Unexpected item in the bagging area
27 March 2017
In this rapidly evolving age of Internet shopping, auto retailers often have a choice; mirror the competition or work hard to carve out a distinctive and value-added proposition that hopefully distances you from the inevitable race to the bottom.
I recently stumbled across the story of a car supermarket promoting its new USP: a supermarket-style express lane where buyers can pay for their car as they drive out of the showroom. Its as simple as swiping your credit or debit card and waiting for the predictable unexpected item in the bagging area gag as you give the sales person a cheery wave on the way out.
It does have its limitations though, and would appear to only really be for those making an outright purchase – I cant see this working for a finance or lease deal.
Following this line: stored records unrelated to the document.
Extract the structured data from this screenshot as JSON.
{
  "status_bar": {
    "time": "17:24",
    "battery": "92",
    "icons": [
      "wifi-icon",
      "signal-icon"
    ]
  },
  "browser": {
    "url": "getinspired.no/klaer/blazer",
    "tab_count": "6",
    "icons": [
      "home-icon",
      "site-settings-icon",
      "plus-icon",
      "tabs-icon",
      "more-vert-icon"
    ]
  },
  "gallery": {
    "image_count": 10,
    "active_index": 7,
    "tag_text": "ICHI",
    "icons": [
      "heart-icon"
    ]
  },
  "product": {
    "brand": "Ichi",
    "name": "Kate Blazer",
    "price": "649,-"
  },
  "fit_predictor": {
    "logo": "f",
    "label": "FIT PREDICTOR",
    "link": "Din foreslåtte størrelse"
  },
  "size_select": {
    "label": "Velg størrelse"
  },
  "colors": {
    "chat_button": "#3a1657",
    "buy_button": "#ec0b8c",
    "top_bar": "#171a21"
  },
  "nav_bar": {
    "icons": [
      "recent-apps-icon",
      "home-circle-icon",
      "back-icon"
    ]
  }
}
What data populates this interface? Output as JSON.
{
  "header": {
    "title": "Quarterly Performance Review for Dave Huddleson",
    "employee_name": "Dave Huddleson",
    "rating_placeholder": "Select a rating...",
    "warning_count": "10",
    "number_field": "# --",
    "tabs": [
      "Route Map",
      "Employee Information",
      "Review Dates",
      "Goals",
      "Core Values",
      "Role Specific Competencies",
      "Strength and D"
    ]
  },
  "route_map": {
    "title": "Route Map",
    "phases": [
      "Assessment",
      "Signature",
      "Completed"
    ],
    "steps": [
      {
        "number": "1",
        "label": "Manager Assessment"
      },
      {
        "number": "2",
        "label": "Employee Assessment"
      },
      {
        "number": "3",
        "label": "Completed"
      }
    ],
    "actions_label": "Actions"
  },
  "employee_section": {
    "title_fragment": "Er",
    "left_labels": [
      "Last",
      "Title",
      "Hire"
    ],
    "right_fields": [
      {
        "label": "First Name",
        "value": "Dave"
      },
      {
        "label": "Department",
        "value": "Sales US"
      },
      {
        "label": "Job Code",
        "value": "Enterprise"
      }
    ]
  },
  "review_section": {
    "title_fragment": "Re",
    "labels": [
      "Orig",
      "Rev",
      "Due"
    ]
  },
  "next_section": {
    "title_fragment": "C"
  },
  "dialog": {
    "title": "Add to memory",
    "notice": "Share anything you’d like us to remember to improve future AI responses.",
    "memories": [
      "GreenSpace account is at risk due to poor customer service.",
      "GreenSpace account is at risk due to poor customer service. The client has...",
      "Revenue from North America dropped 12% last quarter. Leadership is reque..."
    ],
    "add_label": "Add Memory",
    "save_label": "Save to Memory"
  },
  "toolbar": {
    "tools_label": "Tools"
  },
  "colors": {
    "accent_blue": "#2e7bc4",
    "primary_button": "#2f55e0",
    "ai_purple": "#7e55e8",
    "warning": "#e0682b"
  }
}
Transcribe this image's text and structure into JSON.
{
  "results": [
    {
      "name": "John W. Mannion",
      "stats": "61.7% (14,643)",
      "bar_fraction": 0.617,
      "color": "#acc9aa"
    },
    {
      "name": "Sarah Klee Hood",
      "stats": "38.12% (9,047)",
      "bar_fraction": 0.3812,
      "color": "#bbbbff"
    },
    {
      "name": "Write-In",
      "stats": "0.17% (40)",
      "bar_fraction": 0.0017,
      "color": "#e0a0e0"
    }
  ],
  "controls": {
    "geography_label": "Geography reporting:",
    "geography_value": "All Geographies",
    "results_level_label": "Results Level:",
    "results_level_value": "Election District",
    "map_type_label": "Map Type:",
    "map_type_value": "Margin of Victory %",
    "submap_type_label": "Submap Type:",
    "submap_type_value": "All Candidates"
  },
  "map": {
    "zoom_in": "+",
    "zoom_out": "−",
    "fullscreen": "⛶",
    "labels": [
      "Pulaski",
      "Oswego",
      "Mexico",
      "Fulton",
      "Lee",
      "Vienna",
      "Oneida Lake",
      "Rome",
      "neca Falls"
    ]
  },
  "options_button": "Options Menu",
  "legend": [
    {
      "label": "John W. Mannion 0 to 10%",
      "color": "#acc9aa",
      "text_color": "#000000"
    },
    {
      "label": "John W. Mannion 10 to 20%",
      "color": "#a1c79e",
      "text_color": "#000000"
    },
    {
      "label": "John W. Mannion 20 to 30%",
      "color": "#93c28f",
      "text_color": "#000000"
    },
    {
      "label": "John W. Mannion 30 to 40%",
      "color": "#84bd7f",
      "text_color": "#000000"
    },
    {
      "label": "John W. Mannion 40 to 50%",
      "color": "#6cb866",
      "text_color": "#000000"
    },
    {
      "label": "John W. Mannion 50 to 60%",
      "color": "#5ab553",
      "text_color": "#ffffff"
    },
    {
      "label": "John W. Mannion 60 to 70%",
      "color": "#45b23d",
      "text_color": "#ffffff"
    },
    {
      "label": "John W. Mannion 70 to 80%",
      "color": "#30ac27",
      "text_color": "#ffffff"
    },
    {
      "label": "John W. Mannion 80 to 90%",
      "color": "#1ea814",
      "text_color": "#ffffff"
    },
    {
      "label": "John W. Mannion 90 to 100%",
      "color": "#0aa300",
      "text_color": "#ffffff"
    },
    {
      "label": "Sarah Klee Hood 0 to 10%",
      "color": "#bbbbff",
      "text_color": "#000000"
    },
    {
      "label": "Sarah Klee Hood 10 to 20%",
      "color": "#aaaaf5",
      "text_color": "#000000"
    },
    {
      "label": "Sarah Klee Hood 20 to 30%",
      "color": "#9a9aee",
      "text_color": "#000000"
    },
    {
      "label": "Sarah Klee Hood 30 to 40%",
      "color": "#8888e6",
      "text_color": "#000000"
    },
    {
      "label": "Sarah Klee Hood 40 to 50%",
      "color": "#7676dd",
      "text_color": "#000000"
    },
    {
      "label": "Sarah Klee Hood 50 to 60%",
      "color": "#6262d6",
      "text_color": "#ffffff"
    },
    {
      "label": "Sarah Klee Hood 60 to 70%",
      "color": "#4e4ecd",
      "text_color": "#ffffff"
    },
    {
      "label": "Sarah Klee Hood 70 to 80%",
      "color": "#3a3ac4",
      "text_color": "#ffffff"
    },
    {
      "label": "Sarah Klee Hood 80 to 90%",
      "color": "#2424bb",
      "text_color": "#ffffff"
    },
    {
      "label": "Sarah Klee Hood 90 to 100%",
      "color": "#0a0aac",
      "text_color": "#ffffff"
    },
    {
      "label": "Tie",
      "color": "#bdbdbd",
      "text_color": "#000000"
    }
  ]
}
Sure, we all accept that this business comes under the retail umbrella, but surely anyone purchasing a car at this level should be made to feel a bit more special than queuing in the local Tesco on a Friday night?
Okay, this experience is centred on a car supermarket – theres zero chance of this happening at an Audi retailer – but it does appear to put some distance between the retailer and the customer. Granted, the click and collect culture is now firmly engrained in consumer mindset, but thats okay for toasters, televisions and clothes.
Sometimes its best not to ape your nearest competitor; convenience is one thing but building trust with a customer is key when large sums of money or a binding financial agreement is involved, plus youd quite like to see them again for aftersales work. Standing out from the crowd for the right reasons – not by offering a faceless transaction opportunity – helps to build trust.
Naysayers might proclaim that the human touch is overrated and will eventually be crushed by online giants such as Amazon and, even, OEMs with their own online operations. Im not so sure, especially as cars become more complex and a human-centric handover will become even more important. Plus, does anyone really enjoy battling with those self service supermarket checkouts?